# What you would do if someone bought you food on the Sabbath?



## TheThirdandReformedAdam (Jan 18, 2017)

I ask this question because it happens to me quite regularly. I come out of a background where the concept of Sabbath-keeping is utterly foreign to the people around me. Only a small group of people understand my position on the matter and, as such, they refrain from asking me to work or purchase anything on Sunday. However, this does not stop them (and others, obviously) from purchasing me food on Sundays as a gift. So, what would you do in this situation?


----------



## Romans922 (Jan 18, 2017)

How does one purchase food for you? Do you mean, "Let's go to a restaurant and I'll buy you a meal." or "Hey I went to the grocery store today, and here's some milk."?


----------



## TheThirdandReformedAdam (Jan 18, 2017)

'Buy food' as in they bring you a cheeseburger from McDonald's. In other words, they show up to your place with the food already purchased.


----------



## Romans922 (Jan 18, 2017)

Sorry if I was misunderstanding the situation.  Also, I don't get why they would do such a thing. 

But secondly, if it keeps happening, I would gently thank them for their generosity, service, and kindness, but ask them to refrain from doing so in the future. I would tell them that I hold to the 4th commandment (if they don't know what it is, tell them), and then I would say that I believe keeping the day holy means not purchasing things from places or restaurants so that we may keep the day set apart from other days where we focus entirely on the Lord. I understand you may not be convicted about this, I invite you to look into the 4th commandment and study with me if you'd like, and again I thank you for how you have done this in the past for me, but if you could sympathize with my convictions please refrain in the future on the Lord's day to do this.

Or something like that.

Reactions: Like 1


----------



## TheThirdandReformedAdam (Jan 18, 2017)

Romans922 said:


> Sorry if I was misunderstanding the situation.  Also, I don't get why they would do such a thing.

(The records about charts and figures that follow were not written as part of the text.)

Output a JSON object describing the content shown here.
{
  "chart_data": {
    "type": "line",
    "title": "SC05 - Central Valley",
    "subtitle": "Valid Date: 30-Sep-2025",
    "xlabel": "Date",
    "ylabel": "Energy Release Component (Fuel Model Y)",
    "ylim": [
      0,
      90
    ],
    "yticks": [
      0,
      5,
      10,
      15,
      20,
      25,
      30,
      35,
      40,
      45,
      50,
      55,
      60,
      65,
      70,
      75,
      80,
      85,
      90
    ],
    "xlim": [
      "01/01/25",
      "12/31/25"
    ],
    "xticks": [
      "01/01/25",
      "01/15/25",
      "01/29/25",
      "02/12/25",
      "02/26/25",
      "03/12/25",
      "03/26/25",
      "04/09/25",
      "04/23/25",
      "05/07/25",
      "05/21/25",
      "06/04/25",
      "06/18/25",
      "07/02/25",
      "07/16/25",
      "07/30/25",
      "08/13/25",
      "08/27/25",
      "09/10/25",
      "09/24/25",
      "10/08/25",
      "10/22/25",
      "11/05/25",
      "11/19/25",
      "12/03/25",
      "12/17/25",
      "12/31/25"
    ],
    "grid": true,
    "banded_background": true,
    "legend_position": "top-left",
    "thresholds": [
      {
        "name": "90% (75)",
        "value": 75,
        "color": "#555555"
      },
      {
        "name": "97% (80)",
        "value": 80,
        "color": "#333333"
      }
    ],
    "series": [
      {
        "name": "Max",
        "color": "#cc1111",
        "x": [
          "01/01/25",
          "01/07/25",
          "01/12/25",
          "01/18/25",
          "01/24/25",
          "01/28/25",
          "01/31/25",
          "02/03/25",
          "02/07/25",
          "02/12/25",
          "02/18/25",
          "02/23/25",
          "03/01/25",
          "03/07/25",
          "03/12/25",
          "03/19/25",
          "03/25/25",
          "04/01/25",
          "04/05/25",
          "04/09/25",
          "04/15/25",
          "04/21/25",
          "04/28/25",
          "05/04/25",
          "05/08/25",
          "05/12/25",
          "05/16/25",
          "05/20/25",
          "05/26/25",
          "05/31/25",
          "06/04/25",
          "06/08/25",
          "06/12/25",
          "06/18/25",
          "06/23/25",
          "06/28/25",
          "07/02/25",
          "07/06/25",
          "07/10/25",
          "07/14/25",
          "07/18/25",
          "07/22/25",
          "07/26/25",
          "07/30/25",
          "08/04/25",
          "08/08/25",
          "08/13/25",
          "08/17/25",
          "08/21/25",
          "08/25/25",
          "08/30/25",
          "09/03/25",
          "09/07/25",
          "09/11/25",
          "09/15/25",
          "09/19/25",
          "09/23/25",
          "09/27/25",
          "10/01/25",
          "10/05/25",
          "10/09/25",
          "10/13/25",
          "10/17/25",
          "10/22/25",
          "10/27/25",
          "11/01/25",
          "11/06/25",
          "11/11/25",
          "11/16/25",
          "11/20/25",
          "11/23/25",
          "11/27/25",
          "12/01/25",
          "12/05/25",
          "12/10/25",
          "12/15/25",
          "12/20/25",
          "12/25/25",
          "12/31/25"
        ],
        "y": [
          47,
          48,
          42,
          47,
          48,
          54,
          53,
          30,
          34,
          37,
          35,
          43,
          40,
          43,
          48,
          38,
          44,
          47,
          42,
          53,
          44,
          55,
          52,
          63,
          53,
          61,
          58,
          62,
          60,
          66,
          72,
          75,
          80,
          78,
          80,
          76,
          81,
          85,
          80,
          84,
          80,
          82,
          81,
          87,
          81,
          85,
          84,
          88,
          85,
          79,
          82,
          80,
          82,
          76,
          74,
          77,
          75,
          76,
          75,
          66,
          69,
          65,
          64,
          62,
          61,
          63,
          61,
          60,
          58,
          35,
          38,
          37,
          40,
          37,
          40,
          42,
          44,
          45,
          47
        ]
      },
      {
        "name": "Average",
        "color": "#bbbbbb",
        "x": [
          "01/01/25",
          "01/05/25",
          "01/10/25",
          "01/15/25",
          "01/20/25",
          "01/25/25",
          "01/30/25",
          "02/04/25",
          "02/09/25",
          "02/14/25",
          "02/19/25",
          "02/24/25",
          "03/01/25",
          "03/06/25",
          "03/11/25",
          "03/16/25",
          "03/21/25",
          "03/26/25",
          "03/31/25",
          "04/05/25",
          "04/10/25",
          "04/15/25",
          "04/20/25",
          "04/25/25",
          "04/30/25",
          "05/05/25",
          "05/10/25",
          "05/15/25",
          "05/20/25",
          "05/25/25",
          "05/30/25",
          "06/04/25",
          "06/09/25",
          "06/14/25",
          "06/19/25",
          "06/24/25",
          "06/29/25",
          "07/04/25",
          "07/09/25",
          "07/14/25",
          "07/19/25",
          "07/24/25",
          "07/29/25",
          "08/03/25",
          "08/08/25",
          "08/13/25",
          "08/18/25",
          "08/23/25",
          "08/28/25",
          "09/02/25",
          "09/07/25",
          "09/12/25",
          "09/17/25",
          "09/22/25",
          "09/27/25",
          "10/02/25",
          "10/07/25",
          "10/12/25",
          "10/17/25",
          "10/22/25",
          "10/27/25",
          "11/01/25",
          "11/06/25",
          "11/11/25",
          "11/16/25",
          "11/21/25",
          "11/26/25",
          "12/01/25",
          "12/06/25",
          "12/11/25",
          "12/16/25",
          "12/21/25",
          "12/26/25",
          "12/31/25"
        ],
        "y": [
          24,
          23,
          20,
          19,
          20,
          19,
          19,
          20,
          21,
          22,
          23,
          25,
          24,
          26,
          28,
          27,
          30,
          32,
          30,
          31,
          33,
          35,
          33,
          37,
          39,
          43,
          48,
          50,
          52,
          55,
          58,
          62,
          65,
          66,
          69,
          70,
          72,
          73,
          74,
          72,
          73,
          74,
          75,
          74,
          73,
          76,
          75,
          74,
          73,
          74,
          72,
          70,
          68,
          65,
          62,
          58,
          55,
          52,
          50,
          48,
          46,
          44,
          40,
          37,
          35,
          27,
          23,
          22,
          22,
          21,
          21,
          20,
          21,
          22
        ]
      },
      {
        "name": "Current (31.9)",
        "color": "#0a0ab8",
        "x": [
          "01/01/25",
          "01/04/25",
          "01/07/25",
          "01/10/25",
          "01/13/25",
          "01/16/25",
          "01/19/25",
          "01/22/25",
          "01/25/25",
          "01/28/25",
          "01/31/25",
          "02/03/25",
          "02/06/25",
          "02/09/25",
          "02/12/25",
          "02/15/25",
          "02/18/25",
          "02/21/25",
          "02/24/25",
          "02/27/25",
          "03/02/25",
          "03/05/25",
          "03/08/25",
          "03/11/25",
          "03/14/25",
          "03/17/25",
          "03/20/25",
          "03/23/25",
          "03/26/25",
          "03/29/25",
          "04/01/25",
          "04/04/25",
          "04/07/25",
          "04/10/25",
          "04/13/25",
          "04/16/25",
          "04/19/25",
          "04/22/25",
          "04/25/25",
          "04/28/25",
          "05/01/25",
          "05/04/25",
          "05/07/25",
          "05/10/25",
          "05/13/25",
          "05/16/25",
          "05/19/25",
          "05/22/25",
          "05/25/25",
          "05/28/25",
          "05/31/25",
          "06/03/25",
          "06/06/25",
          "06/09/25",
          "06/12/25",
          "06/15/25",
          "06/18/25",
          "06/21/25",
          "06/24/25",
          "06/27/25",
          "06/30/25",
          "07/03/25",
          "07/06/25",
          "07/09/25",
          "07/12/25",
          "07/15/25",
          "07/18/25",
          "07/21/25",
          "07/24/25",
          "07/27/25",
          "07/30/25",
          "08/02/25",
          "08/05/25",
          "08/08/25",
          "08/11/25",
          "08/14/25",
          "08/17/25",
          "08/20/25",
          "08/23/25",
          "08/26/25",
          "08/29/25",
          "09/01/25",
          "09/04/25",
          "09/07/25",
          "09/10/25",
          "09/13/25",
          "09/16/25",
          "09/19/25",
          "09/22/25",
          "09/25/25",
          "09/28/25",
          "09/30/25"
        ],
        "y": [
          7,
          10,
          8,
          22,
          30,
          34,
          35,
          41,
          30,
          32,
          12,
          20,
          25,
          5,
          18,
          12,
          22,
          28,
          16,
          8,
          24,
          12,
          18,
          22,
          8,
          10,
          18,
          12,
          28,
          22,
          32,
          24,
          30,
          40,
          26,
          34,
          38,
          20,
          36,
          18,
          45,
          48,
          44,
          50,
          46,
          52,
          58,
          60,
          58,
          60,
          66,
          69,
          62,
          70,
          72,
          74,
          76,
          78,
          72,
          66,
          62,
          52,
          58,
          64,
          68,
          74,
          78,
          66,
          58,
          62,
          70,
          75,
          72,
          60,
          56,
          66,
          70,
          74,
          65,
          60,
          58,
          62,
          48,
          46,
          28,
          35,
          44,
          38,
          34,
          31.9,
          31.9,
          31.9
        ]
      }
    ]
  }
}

 Well those who do this for me are family, and, by the way they act, I believe it is safe to conclude that they believe it is fine for me to eat food that has been bought from a restaurant so long as I was not the one who did the buying. In essence, they don't view the purchasing of food on Sunday as Sabbath-breaking, but they don't push me to do it so that I won't go against my conscience. To my shame, I have not taken a stance against them on this issue. Instead, I have simply refrained from Sabbath-breaking myself and eaten the food that they bought for me. I conjecture, to the best of my ability, that their thinking on the matter is something like, 'We are going to buy enough for us all to eat anyways, so you might as well eat.'


----------



## OPC'n (Jan 18, 2017)

When they hand you your next cheese burger say, "Yum! I love these things! Oh, I have something for you in return." then hand them a small read on the Sabbath just to wet their appetite. If they buy you another cheese burger, hand them a larger book on the Sabbath etc. I bet you'll win in the end

Reactions: Like 1 | Funny 1


----------



## jw (Jan 18, 2017)

Context is important. Are you not being fed, otherwise? I would simply tell them that you appreciate the sentiment, but that you already have food prepared and ready for the sabbath day, so that you're not contributing to the unnecessary work of anyone for that purpose. This may foster questions, or it may not. But if they know you already have food for yourself, it seems it would be counter-productive for them to bring you more.

Reactions: Like 3


----------



## Herald (Jan 19, 2017)

If the food has already been prepared, eating it or not eating it is not going to keep the one who prepared it from having done so on the Sabbath. Factum est quod factum est. You could kindly explain your conviction on the Sabbath and ask them to honor your conviction. Hopefully that will put and end to it.


----------